In 2017, Cigna abandoned a $48 billion acquisition of Anthem, now known as Elevance Health, following legal setbacks in antitrust challenges. Presently, Cigna and Humana are exploring a stock-and-cash merger, with the Wall Street Journal indicating that a finalized agreement could materialize by year-end. While Humana refrained from commenting, Cigna did not respond to requests for comment.
The merger would enhance the combined company’s scale, positioning it as a formidable competitor against larger U.S. health insurance entities such as UnitedHealth Group and CVS Health. With market values of $77 billion and $59 billion, respectively, Cigna and Humana presently have limited business overlap, mainly focused on Medicare plans for older Americans.
Humana’s Medicare business surpasses Cigna’s in size and profitability. Recent reports suggest that Cigna is contemplating the sale of its underperforming Medicare Advantage operations, a move that could bolster the likelihood of the Humana merger navigating antitrust challenges, according to regulatory lawyers.
Despite the potential benefits, the limited overlap between the two companies raises concerns about restricted cost and revenue synergies. Cigna’s stock saw an 8.1% decline on Wednesday amid investor worries that the company might overpay for Humana, which trades at higher valuation multiples.
Trading at 18.2 times price-to-earnings, Humana’s shares also dropped 5.5%, with investors expressing skepticism about Cigna’s ability, burdened by $21.5 billion in net debt, to offer a premium for the deal. Analysts from Oppenheimer noted that the regulatory burden, dilutive impact, and extended time to close could impact the market’s reaction to the potential merger.
Furthermore, the limited synergies may intensify pressure on Cigna CEO David Cordani to demonstrate value by managing Humana more effectively than its current leadership. Humana is undergoing a leadership transition after CEO Bruce Broussard’s announcement that he will step down in the second half of 2024.

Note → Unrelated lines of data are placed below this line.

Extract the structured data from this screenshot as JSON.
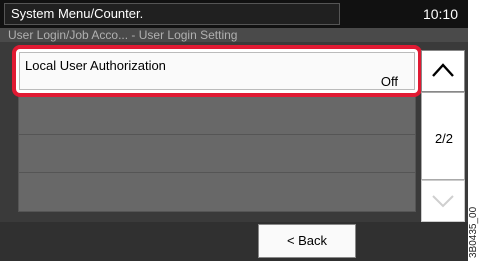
{
  "header": {
    "title": "System Menu/Counter.",
    "time": "10:10"
  },
  "breadcrumb": "User Login/Job Acco... - User Login Setting",
  "list": {
    "items": [
      {
        "label": "Local User Authorization",
        "value": "Off",
        "selected": true
      }
    ]
  },
  "pager": {
    "indicator": "2/2"
  },
  "footer": {
    "back_label": "< Back"
  },
  "doc_id": "3B0435_00",
  "colors": {
    "highlight": "#e01a33"
  },
  "icons": {
    "up": "chevron-up-icon",
    "down": "chevron-down-icon"
  }
}
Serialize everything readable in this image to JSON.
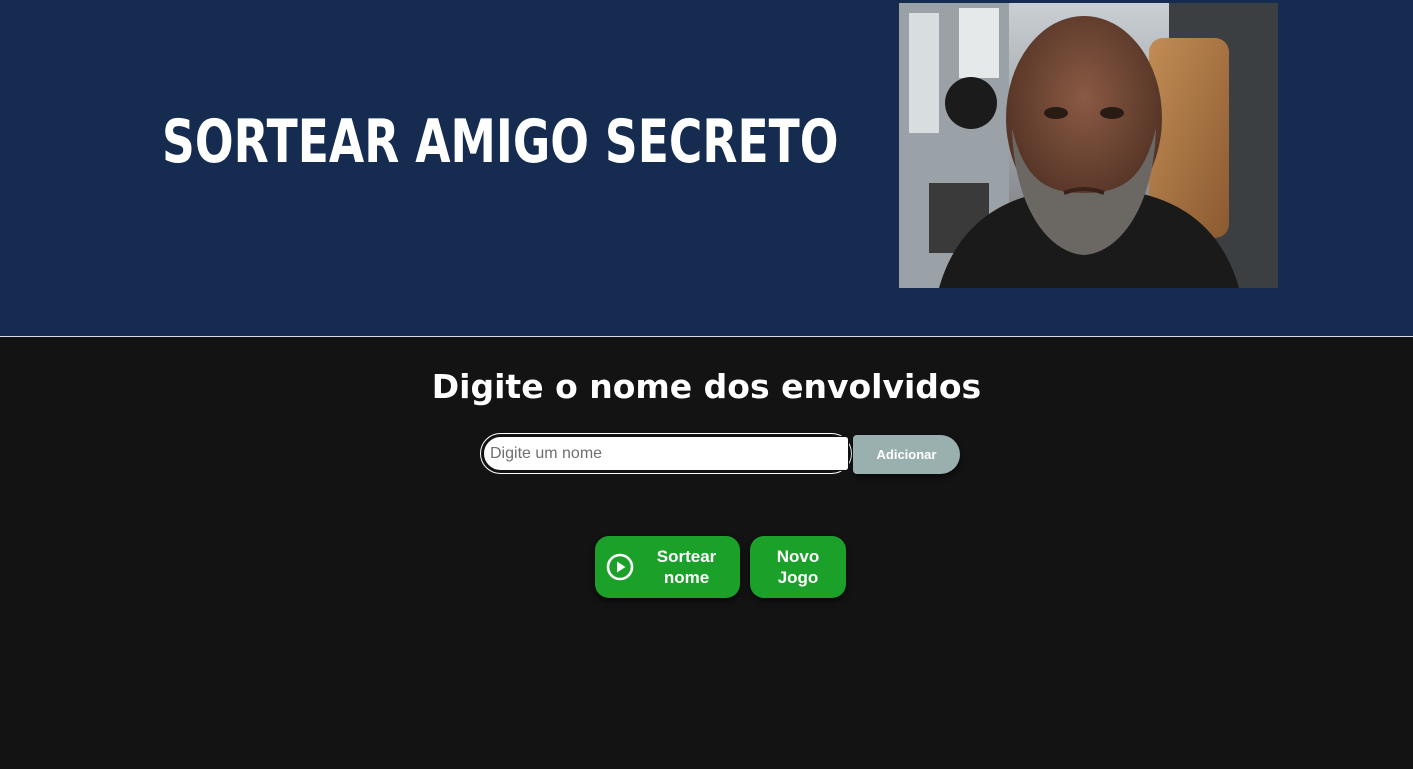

Both companies face challenges in the dynamic healthcare landscape, with rising medical costs and governmental pressure on reimbursement. Cigna’s notable pharmacy benefit unit, Express Scripts, specializes in managing prescription drug plans and holds strength in commercial insurance. Meanwhile, Humana is a major player in the growing Medicare Advantage plans market.
If the merger proceeds and Cigna sells its Medicare Advantage business, analysts anticipate scrutiny from antitrust authorities, particularly regarding the impact on pharmacies and suppliers due to the combination of their pharmacy drug benefit management businesses. Humana manages drug benefits for Medicare, while Cigna’s Express Scripts is a leading pharmacy benefit manager in the country.
Healthcare economist Craig Garthwaite expects antitrust authorities to challenge the merger, but a potential sale of Cigna’s Medicare Advantage business could enhance the deal’s regulatory prospects. The situation is evolving, with ongoing developments expected to shape the future landscape of the U.S. health insurance sector.